Георгиевский зал Кремля сиял огнями. Номер два шла рядом, в белом вечернем платье от Yves Saint Laurent — сама элегантность. Голая спина, жемчужное колье… Контраст с тем, что я видел вчера — чёрный, обугленный остов Белого дома и нынешняя картинка — был чудовищным. Все это казалось нереальным. Почему я взял на встречу лобненскую Лену? Так приглашение было на 2 персоны. Не Карася же тащить с собой…

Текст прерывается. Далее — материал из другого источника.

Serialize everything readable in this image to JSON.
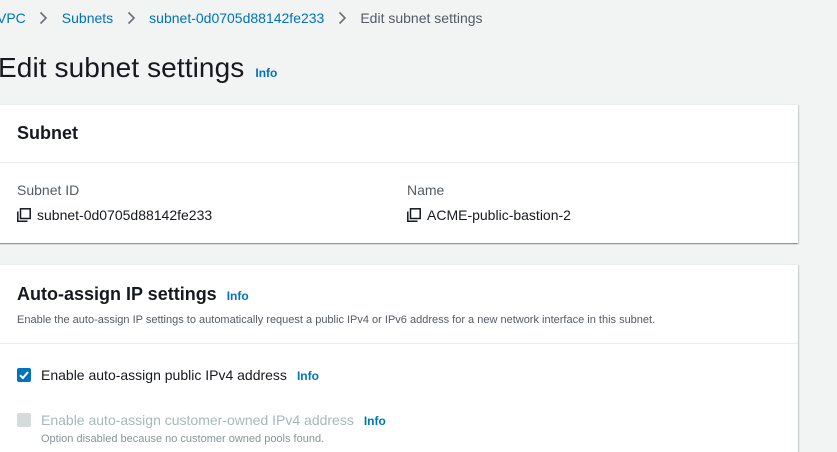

Фуршет был «на ногах» — народ клубился вокруг высоких столиков, расхватывая бокалы с шампанским и рюмки с водкой. Была и закуска — разные канапешки и сыры. В толпе курсировали десятки официантов в смокингах. Играл струнный квартет. Я на это смотрел и не мог поверить, что полдня назад тормозил своим телом Камаз с трупами возле Хованского кладбища.
— Ты что такой смурной? — тормошила меня Лена, кокетливо поправляя высокую прическу. — Ой, смотри Гайдар! И Лужков еще…

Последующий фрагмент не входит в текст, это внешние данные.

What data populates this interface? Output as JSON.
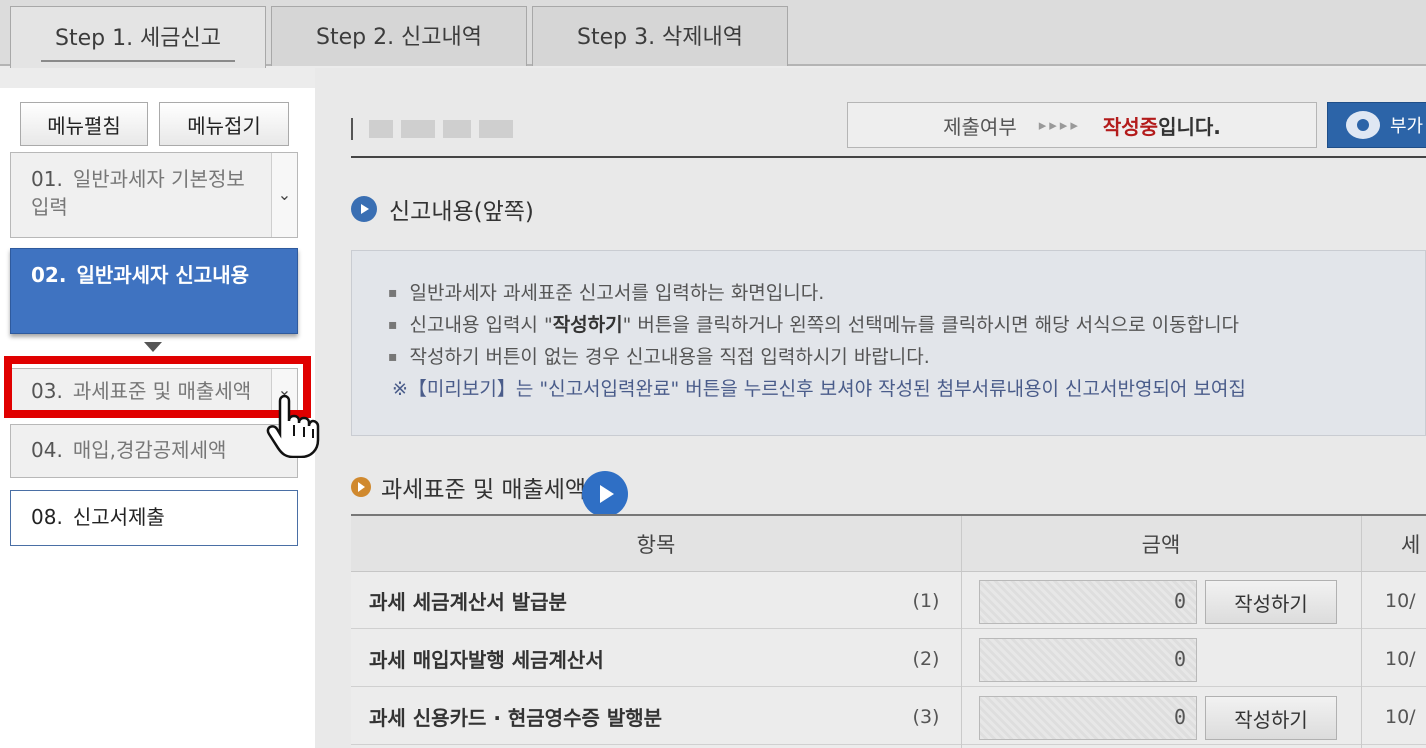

— А вон еще Березовский! — я помахал рукой Абрамычу и подвел к нему девушку. «Серый кардинал» выглядел на все сто процентов: костюм от Бриони, шикарный галстук… И румянец во все лицо. Ну точно, умирает… Может, предложить ему лучшее местечко на Хованском?
— О, Сергей! — Береза крепко пожал мне ладонь, приложился к ручке Елены. Причем успел незаметно подмигнуть, давая понять, что понял разницу между девушками. Нынешней и той, с которой он познакомился в Логовазе.
— Как здоровье? — невинно поинтересовался я. — Говорят, в ЦКБ отличные врачи!
— Подлатали, — коротко ответил олигарх, — буду жить. Слышал о твоем бенефисе.
— О чем вы? — аристократически изогнула бровь Лена. Вживается в роль!
— Ах, вы не в курсе? — усмехнулся Березовский. — Ваш спутник несколько дней назад прилюдно послал на три буквы председателя Верховного Совета. И представляете, вчера его арестовали! Все теперь усматривают в этом знак судьбы и гадают, кого следующим пошлет господин Хлыстов. Даже ставки делают.
Березовский иезуитски улыбнулся. Вот же ехидна зловредная!
— Кстати, Сергей, хочу познакомить тебя с одним очень влиятельным человеком. Елена, я украду на минуту вашего спутника?
Не дожидаясь ответа, Березовский увлек меня в кружок крепких мужчин в темных костюмах, что в углу пили водку. В центре стоял с рюмкой невысокий, круглолицый товарищ с высокими залысинами на голове.
— Это генерал Коржев. Георгий Константинович отвечает за охрану президента.
Мы обменялись рукопожатиями, и мне тут же сунули рюмку.
— Ну, за победу!
Чокнулись, выпили. Березовский молчал, «группа поддержки» генерала тоже. Поглядывали на меня… нейтрально.
— У вас имя-отчество, как у Жукова, — начал разговор я, кося краем глаза в сторону Лены. Вокруг нее уже собрался кружок не меньше, чем у Коржева. Как бы ее не увели…
— Столько мучений мне это доставило в училище, — вздохнул генерал. — На каждом партсобрании напоминали, что должен соответствовать.
Березовский тут же вставил свои пять копеек про дебилизм партийных деятелей Союза, разговор оживился, а народ налег на закуски.
— Борис Николаевич, — наклонился ко мне Коржев, — распорядился наградить вас, Сергей Дмитриевич.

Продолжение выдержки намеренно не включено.